When a movie is expected to dominate the Oscars in January, it can go one of two ways: It can keep the bright light shone upon it and have a very big night (Oppenheimer, Everything Everywhere All At Once) or can be weighed down under all of the expectations and sink to the bottom (The Power Of The Dog, 1917). Heavy is the head that is expected to wear the crown, and this year, that head is firmly on the shoulders of Paul Thomas Anderson, the 55-year old bespectacled weirdo whose film, One Battle After Another, is expected to have a very big March. The film, telling the story of Bob Ferguson (Leonardo DiCaprio) trying to get him and his daughter to safety, has all of the PTA benchmarks: a star-studded cast, a razor-tight script, a Jonny Greenwood score, and a lot of hype. One Battle will be Anderson’s fourth film making a run at Oscars’ biggest prize and he will almost be certainly be nominated for Best Director for the fourth time.
But something about this film and this nomination feels bigger. Because One Battle may have to win Best Picture in order to be considered a success. And, if you are a fan of movies, you need the film to succeed.

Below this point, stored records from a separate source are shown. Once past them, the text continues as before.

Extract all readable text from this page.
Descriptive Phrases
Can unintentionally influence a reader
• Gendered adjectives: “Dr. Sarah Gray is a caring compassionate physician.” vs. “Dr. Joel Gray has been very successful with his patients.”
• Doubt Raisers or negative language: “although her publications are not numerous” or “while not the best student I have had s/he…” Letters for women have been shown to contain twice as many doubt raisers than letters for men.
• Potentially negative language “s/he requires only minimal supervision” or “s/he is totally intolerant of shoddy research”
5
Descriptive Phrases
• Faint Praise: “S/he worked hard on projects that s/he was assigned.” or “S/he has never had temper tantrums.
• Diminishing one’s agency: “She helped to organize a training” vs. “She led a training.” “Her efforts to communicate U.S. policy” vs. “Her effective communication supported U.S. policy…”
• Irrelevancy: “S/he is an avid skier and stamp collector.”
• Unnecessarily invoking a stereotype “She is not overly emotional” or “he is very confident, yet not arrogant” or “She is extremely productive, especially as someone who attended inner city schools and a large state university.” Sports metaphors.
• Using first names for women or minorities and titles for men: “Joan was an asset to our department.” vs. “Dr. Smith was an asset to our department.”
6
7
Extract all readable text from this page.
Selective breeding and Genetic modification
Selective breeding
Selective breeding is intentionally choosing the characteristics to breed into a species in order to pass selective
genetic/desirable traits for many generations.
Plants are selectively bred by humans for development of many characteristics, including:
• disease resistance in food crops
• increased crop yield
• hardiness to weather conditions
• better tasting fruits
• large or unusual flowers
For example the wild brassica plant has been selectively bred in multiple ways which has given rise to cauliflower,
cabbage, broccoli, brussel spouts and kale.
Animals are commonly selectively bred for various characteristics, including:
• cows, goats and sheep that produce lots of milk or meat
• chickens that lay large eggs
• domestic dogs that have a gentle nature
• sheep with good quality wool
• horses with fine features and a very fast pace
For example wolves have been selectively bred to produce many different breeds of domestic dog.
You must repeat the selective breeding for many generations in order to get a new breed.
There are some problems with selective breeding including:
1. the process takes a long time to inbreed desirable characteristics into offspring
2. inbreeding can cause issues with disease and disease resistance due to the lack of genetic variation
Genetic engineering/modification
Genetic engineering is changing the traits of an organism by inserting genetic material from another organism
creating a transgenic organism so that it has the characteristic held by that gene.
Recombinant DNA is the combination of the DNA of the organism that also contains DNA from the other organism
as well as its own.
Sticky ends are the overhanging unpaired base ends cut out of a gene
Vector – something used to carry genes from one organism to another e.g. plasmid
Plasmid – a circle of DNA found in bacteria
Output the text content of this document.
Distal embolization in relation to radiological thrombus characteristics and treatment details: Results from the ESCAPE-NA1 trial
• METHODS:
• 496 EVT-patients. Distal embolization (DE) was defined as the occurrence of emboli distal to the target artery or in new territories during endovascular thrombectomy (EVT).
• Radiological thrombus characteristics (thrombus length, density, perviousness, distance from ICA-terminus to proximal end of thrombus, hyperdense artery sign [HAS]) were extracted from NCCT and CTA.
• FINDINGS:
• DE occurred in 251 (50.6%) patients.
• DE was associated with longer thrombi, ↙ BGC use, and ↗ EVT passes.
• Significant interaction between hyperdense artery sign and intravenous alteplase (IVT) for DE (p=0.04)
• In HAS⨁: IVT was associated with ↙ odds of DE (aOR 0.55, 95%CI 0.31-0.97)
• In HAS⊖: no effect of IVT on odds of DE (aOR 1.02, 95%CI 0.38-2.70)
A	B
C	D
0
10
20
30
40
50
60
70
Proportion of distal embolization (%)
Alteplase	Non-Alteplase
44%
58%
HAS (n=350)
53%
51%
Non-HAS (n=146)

When One Battle After Another began production in 2024, it was reported to have a $100 million budget. Now, for a Warner Brothers movie, this shouldn’t seem to be a lot. But keep this in mind: At that time, this budget would be over twice what any Anderson film grossed at the box office. But Warner Brothers, which had a very good 2025 with Sinners, The Minecraft Movie, F1 and Weapons has always been a studio who loved supporting talented directors. With DiCaprio onboard, $100 million probably seemed like a steal.

Unfortunately, the film’s budget expanded, in large part due to Anderson’s insistence to shoot in California. The final cost of the film was somewhere around $175 million which is not including the massive press tour that Warner launched to promote the film. It was expected that the film would have to gross a quarter-billion dollars to make a profit. And while the film did well, winning the initial box office weekend for the first time in Anderson’s career, it was about $50,000 shy of the profit line.
In case you have been living under a tree, theatrical movie-going has been under fire in a post-COVID world, and the fact that Netflix is about to buy Warner Brothers has many feeling even more dour about the possibility of seeing a movie on a really big screen, or at least one bigger than your fucking cell phone. If that is going to happen, it’s going to take more than superhero movies or things based on video games and other IP. It’s going to take movies like some of the films I mentioned earlier. And it’s going to take directors like Anderson.
Winning a Best Picture Oscar is still a big deal. It’s the one currency which still establishes trust in the movie business. Capturing his first could show Hollywood to give Anderson another big budget instead of trying to force him to nickel-and-dime his way through his next production. This Oscar race is important for PTA… and all of Hollywood.